If you look closely ( I hope that the pictures are of sufficient quality for yu to do so), you can see that, on the inside there is not a raw edge in sight. Every seam is flat-felled, even the sleeve insertion is flat-felled. There doesn't appear to be any interfacing in the front plackets, and yet, the machine-made buttonholes are perfectly straight, tight, and flat. Amazing. These shirts are truly a work of art as well as examples of exacting technique, and I am grateful to have them.
Momma passed away 4 years ago, her sharp wit silenced forever by Esophegeal Cancer. She lives on in the sewing skills she taught my sisters and me (which I have, in turn, taught my 2 daughters); and in the love of reading she instilled in us. Momma always said, "If you have a book, you have a friend." Thanks to great public libraries, I have many friends.
Rest in peace, Momma.

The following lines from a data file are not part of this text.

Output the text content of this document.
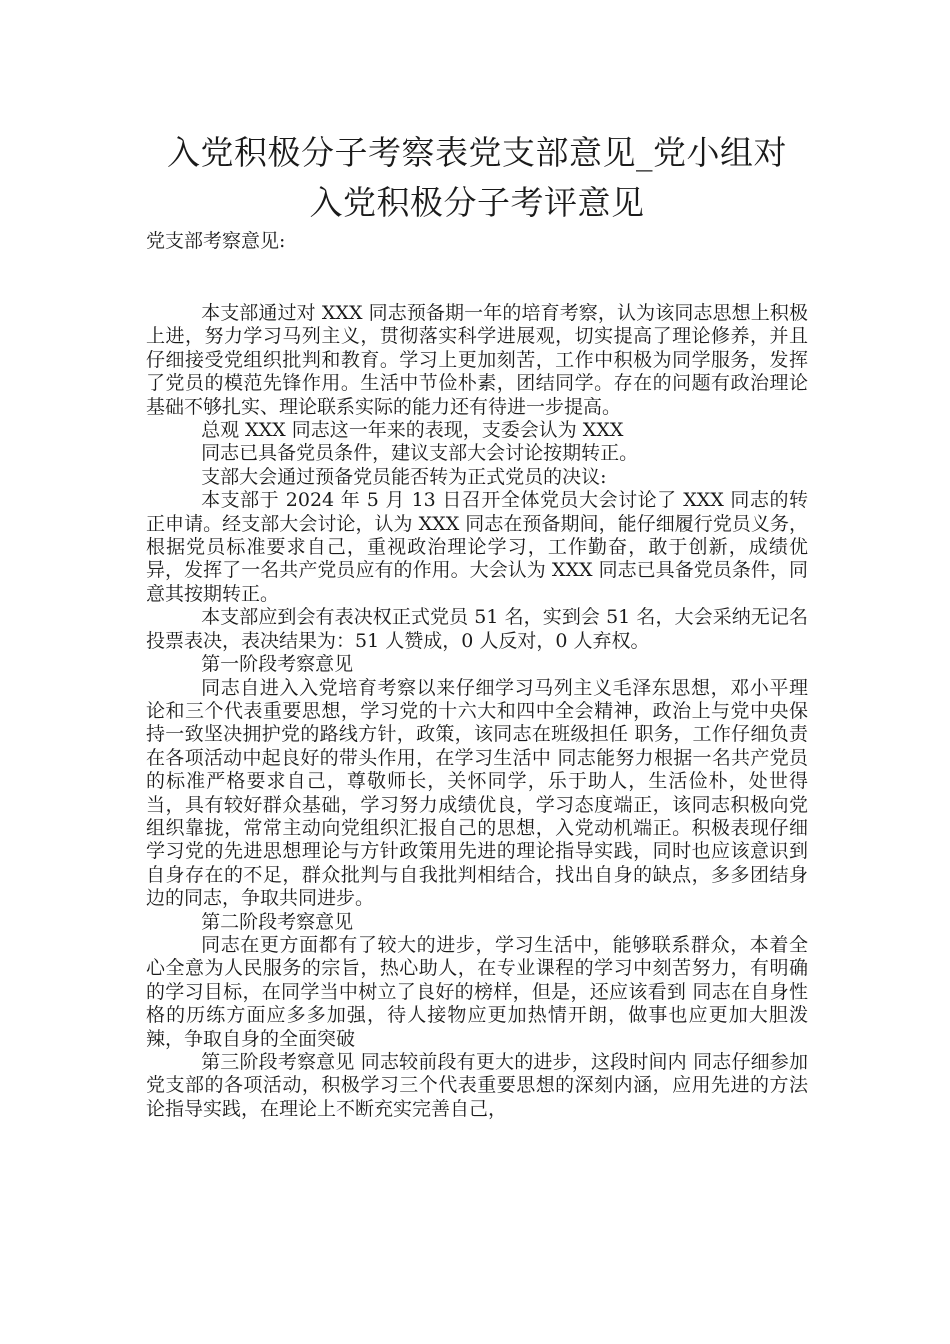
入党积极分子考察表党支部意见_党小组对
入党积极分子考评意见
党支部考察意见:

本支部通过对 XXX 同志预备期一年的培育考察，认为该同志思想上积极上进，努力学习马列主义，贯彻落实科学进展观，切实提高了理论修养，并且仔细接受党组织批判和教育。学习上更加刻苦，工作中积极为同学服务，发挥了党员的模范先锋作用。生活中节俭朴素，团结同学。存在的问题有政治理论基础不够扎实、理论联系实际的能力还有待进一步提高。

总观 XXX 同志这一年来的表现，支委会认为 XXX

同志已具备党员条件，建议支部大会讨论按期转正。

支部大会通过预备党员能否转为正式党员的决议:

本支部于 2024 年 5 月 13 日召开全体党员大会讨论了 XXX 同志的转正申请。经支部大会讨论，认为 XXX 同志在预备期间，能仔细履行党员义务，根据党员标准要求自己，重视政治理论学习，工作勤奋，敢于创新，成绩优异，发挥了一名共产党员应有的作用。大会认为 XXX 同志已具备党员条件，同意其按期转正。

本支部应到会有表决权正式党员 51 名，实到会 51 名，大会采纳无记名投票表决，表决结果为：51 人赞成，0 人反对，0 人弃权。

第一阶段考察意见

同志自进入入党培育考察以来仔细学习马列主义毛泽东思想，邓小平理论和三个代表重要思想，学习党的十六大和四中全会精神，政治上与党中央保持一致坚决拥护党的路线方针，政策，该同志在班级担任 职务，工作仔细负责在各项活动中起良好的带头作用，在学习生活中 同志能努力根据一名共产党员的标准严格要求自己，尊敬师长，关怀同学，乐于助人，生活俭朴，处世得当，具有较好群众基础，学习努力成绩优良，学习态度端正，该同志积极向党组织靠拢，常常主动向党组织汇报自己的思想，入党动机端正。积极表现仔细学习党的先进思想理论与方针政策用先进的理论指导实践，同时也应该意识到自身存在的不足，群众批判与自我批判相结合，找出自身的缺点，多多团结身边的同志，争取共同进步。

第二阶段考察意见

同志在更方面都有了较大的进步，学习生活中，能够联系群众，本着全心全意为人民服务的宗旨，热心助人，在专业课程的学习中刻苦努力，有明确的学习目标，在同学当中树立了良好的榜样，但是，还应该看到 同志在自身性格的历练方面应多多加强，待人接物应更加热情开朗，做事也应更加大胆泼辣，争取自身的全面突破

第三阶段考察意见 同志较前段有更大的进步，这段时间内 同志仔细参加党支部的各项活动，积极学习三个代表重要思想的深刻内涵，应用先进的方法论指导实践，在理论上不断充实完善自己，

We miss you.

Tuesday, December 1, 2009


Aunt Neno's vest is done.
And while, it is, of course, crass to brag, I must say: I'm pretty pleased with myself.
The closures gave me some concern, but my daughter Katie (of, figured out the perfect solution -- hidden hooks and eyes. Brilliant! I had all ready decided to flat-apply the lining, and bind the edges (instead of the traditional bagging of the lining), so it was a simple thing to machine-sew hooks and eyes to the binding between edge-stitching it, and whip-stitching it to the lining. I used the 'flat button' feature on my Pfaff to sew the hooks and eyes.
Note the perfectly mitered corners on the binding -- kind of my trademark.
Now, may I just say: can I match a pattern on a CF, or what????
Thank you - thank you very much.

Now: on to the gabardine trousers I cut out in September!